Melanin nanoparticles are supramolecular nanoparticles synthesized by the π-π conjugation of natural melanin analogs. A series of improvements have been made on the basis of the original synthesis method. MNPs can be uniformly dispersed in water, which is different from melanin. In addition, the surface of MNPs contains a large number of catechol groups, nitrogen atoms and carboxyl groups, which can efficiently adsorb metal ions. However, the surface properties of nanoparticles will change after adsorbing metal ions or other chemical groups, leading to particle polymerization. The stability of nanoparticles in solution can be greatly improved after modifying diamino polyethylene glycol (PEG) on the surface of MNPs by using a Michael addition reaction.

The synthetic route of 124I-PPMN is shown in Figure S2. TEM, DLS, FT-IR and 1H-NMR analyses were used to evaluate the nanoprobes. High-resolution TEM can clearly show the morphology and structure of nanoparticles. TEM images of MNPs and PSMA-PEG-MNPs are shown in Figures 1A and B. The MNPs were roundish, regular in size and well dispersed in aqueous solution. The core particle size was approximately 6 nm. There was no significant change in the morphology and structure of PSMA-PEG-MNPs after modification. DLS can detect the hydrated particle size of nanoparticles, which is more in line with the actual particle size of nanoparticles in solution.
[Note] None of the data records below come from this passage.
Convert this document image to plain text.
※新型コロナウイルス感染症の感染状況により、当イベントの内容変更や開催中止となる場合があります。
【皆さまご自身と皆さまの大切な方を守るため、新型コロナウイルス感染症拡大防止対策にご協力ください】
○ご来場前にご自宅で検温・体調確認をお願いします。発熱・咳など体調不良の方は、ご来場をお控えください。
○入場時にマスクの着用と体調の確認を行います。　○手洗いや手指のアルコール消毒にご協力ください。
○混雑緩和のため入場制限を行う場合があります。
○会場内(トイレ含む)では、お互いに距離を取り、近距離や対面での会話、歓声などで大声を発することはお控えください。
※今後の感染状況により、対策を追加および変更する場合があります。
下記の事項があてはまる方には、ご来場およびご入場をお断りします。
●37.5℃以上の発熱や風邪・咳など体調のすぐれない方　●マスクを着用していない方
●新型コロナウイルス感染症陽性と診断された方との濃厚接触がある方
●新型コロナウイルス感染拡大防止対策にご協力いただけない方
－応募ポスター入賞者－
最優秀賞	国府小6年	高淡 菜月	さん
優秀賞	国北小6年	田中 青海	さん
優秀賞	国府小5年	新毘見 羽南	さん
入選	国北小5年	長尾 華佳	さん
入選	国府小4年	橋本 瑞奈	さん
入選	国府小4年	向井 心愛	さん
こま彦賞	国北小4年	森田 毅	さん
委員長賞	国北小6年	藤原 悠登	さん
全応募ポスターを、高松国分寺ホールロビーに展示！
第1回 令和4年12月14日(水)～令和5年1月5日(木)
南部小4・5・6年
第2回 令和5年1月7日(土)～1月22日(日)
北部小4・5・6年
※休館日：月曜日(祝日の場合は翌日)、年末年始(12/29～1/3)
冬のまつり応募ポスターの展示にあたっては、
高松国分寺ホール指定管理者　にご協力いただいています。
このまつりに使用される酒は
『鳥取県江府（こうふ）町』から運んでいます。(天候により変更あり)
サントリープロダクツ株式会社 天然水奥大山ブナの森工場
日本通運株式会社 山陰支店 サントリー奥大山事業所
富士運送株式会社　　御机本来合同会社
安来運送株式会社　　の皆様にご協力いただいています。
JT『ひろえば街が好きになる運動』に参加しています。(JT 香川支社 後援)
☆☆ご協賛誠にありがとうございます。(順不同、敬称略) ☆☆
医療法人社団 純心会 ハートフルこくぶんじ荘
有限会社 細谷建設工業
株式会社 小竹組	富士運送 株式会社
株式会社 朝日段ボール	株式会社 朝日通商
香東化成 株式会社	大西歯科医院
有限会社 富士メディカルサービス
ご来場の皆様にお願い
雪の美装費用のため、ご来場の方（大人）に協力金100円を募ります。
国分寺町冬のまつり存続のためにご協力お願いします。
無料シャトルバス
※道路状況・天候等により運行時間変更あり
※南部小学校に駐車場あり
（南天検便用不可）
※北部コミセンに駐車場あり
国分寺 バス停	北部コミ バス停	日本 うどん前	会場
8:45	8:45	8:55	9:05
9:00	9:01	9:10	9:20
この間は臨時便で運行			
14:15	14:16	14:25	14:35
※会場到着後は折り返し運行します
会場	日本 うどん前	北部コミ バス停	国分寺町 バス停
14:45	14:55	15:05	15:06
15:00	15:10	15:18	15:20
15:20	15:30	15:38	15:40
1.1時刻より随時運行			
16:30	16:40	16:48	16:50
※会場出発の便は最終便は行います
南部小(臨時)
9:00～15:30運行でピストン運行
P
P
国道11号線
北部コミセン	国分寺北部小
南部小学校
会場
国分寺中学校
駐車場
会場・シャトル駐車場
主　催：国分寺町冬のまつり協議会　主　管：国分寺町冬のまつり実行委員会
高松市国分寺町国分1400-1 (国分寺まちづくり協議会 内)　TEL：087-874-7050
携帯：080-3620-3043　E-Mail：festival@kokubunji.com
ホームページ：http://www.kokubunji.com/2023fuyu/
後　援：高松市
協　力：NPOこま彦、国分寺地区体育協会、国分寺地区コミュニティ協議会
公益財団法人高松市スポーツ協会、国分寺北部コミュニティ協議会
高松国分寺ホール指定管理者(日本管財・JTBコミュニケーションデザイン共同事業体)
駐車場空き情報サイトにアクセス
The hydroclynamic sizes of MNPs, PEG-MNPs and PSMA-PEG-MNPs are shown in Figure 1DF, with the statistics in Table 1. The hydration particle size of MNPs was approximately 6.42 ± 2.10 nm, and the PEG-MNPs reached 8.43 ± 3.16 nm after PEG modification. The hydration particle size of PSMA-PEG-MNPs increased to 13.65 ± 3.65 nm. Table 1 summarizes the hydrodynamic particle size of nanoparticles at different stages. It is noteworthy that the particle size of the final product 124I-PPMN decreased slightly compared with that of the PSMA-PEG-MNPs. This difference may be due to the slight change in the structure of nanoparticles during the labeling process of the 124I radionuclide, but the particle size of 12.73 ± 2.41 nm is still within the optimal particle size range (10–100 nm) for nanoparticle biological applications.23,24 Small nanoparticles can increase the uptake speed and metabolic rate in tumor sites.

Table 1 The Data of Hydrodynamic Sizes of Various Nanoprobe

Figure 1 Characterization of the nanoprobe. (A) TEM of MNPs (scale bar=100 nm). (B) TEM of PSMA-PEG-MNPs (scale bar=10 nm). (C) FT-IR spectra of MNPs (black line) and PSMA-PEG-MNPs (blue line) dispersed in aqueous solution. Hydrodynamic size distribution graphs of MNPs (D), PEG-MNPs (E) and PSMA-PEG-MNPs (F). (G) XPS of I-PSMA-PEG-MNPs. (H) 1H-NMR of PEG-MNPs.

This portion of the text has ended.